Supporting the anti-acid bill, not NGOs or Mullahs


Miranda Husain

We must recognise that here, in Pakistan, patriarchy is not always the sole subjugator of women. At times, those very
non-governmental organisations that profess to promote the safeguarding of women’s human rights are party to their servitude

Pakistani parliamentarians have shown us once again just how quick off the mark they are when it comes to introducing legal frameworks to safeguard women’s human rights.

A mere seven years after the Punjab Assembly unanimously passed a resolution to bring acid crimes under the legal purview of attempted murder, we have the Acid Control and Acid Prevention Bill 2010 under review by the National Assembly Standing Committee on Women’s Development. Hear, hear for the seven-year itch.

Of course, if and when the Bill becomes law, it must be welcomed as a fundamental blow to the perpetrators of crimes against women everywhere in the country. However, we must also recognise that here, in Pakistan, patriarchy is not always the sole subjugator of women. At times, those very non-governmental organisations (NGOs) that profess to promote the safeguarding of women’s human rights are party to their servitude.

How else to explain the following?

Last year, a leading Lahore-based NGO, regularly feted for its unwavering commitment to women’s rights, issued a press statement noting that the number of acid crimes against women in Punjab had doubled in the April-June period, as compared to the January-March period of 2009.

Yet this organisation was at a loss to provide any sort of statistical breakdown.

A request for a copy of the ‘report’ was met with the handing over of a single sheet of A4 paper, containing, wait for it, a table of figures. But just as there was no socio-economic breakdown, neither was there any gender breakdown. Meaning that there existed no mention of whether women could also, in some cases, be identified as perpetrators of acid crimes against women. Equally lacking was any mention of men falling victim to such crimes. This would not have appeared so glaring an omission had its umbrella organisation, the Human Rights Commission of Pakistan (HRCP), not mentioned in a 2007 report that two men had, in fact, been victims of this crime traditionally associated with women. A figure also noted by a leading anti-acid crime organisation. Yet perhaps the most shameful admission by this NGO was that its ‘fieldwork’ comprised nothing more than visiting four hospitals in the city and adding on to its findings whatever the media happened to report.
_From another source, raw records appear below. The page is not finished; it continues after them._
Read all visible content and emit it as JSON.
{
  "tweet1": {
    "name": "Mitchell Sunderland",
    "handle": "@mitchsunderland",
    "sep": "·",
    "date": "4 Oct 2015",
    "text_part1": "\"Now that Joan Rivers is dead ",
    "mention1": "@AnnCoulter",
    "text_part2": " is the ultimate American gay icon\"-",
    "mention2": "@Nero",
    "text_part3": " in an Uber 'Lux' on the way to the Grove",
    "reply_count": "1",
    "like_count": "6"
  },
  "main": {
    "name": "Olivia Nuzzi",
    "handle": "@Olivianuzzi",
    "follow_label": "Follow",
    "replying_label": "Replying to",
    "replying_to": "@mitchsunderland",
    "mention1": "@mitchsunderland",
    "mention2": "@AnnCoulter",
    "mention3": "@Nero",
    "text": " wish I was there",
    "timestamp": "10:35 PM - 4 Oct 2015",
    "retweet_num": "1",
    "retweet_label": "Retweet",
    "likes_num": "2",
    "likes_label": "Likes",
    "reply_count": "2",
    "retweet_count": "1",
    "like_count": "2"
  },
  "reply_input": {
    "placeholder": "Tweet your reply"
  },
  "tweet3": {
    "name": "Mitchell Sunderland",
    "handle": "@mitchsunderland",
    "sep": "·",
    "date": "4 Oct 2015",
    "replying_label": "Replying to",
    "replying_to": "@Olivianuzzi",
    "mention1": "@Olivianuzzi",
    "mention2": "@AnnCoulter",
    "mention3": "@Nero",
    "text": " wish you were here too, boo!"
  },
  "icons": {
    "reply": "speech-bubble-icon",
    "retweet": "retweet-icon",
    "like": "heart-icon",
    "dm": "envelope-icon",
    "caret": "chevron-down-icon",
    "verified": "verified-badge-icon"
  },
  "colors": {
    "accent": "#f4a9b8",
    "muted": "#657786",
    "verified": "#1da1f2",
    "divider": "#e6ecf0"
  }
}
To be sure, this is not simply a question of undue nitpicking. For without any statistical breakdown, there can be no insight as to the possible factors behind such an increase. And without insight there can be no way of pinpointing adequate strategies to implement and strengthen safeguards for women. Yet this NGO is the proud recipient of funding from not one, but six, foreign NGOs, all from the same country.
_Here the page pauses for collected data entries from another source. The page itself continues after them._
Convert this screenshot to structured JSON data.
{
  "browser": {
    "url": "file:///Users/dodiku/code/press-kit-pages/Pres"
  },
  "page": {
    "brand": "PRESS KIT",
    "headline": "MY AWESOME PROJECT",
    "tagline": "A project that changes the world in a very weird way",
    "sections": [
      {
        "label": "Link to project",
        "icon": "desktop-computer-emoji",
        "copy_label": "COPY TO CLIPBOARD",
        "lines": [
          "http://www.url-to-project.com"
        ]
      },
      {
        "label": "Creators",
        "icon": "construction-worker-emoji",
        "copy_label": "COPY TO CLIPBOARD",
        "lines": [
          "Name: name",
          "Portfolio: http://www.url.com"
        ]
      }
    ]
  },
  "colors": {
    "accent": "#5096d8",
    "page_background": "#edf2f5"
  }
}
And herein lies the problem of women’s rights in Pakistan. For the private sector, crimes against women represent, above all, a moneymaking business. An instant profile-raiser. The opportunity, perhaps, to hold lavish luncheons at posh hotels, where the buffet is always included. And where participants can pat themselves on the back, bless their little kitten heels, for playing their part in bringing on the revolution.

Of course, the failure of the state apparatus in this regard has simply played into their hands. It has allowed such organisations to perpetuate the myth that they alone have the moral courage to concern themselves with possibly the most horrific of crimes meted out to women.

And as far as foreign donors are concerned, funding such NGOs — without a second thought as to where the cash will actually be spent — serves their own end quite nicely. For can there be anything nobler than investing in a brighter future for that most systematically subjugated of creatures, the Pakistani woman? And so much the better if one can keep one’s credentials clean by bypassing a military regime or else a democratically elected one mired in ongoing corruption scandals. Of course it is surely nothing more than mere coincidence that the country in this particular question represents one of the largest investor nations in Pakistan’s telecom sector.

If any of these donor countries genuinely wanted to help the victims of acid crimes, they would visit the city’s only government hospital currently home to a burns unit, military establishments notwithstanding. They would be able to see for themselves the conditions with which reconstructive surgeons have to contend, such as a spectacular lack of generators and air-conditioners. This is not to mention the presence of natural wildlife roaming the corridors. Since government hospitals, by definition, are required to treat their victims free of charge, would it not make more sense for these foreign donors to invest in the medical infrastructure that actually works its fingers to the bone to help acid crime victims? A medical infrastructure whose audits are open to transparency in a way that those of the private sector are not.

Unfortunately, getting down and dirty in a government hospital provides no glossy photo opportunities, nothing to write home about.

Let us hope that this anti-acid Bill is swiftly adopted into law. It is the only way to reduce the monopoly of private NGOs on this front. And let us also hope that following this, there will come the widespread recognition that investment in government hospitals is essential to strengthening this law.

For it would be naïve to think that only men can treat women as commodities, to be bought, sold and demolished at will.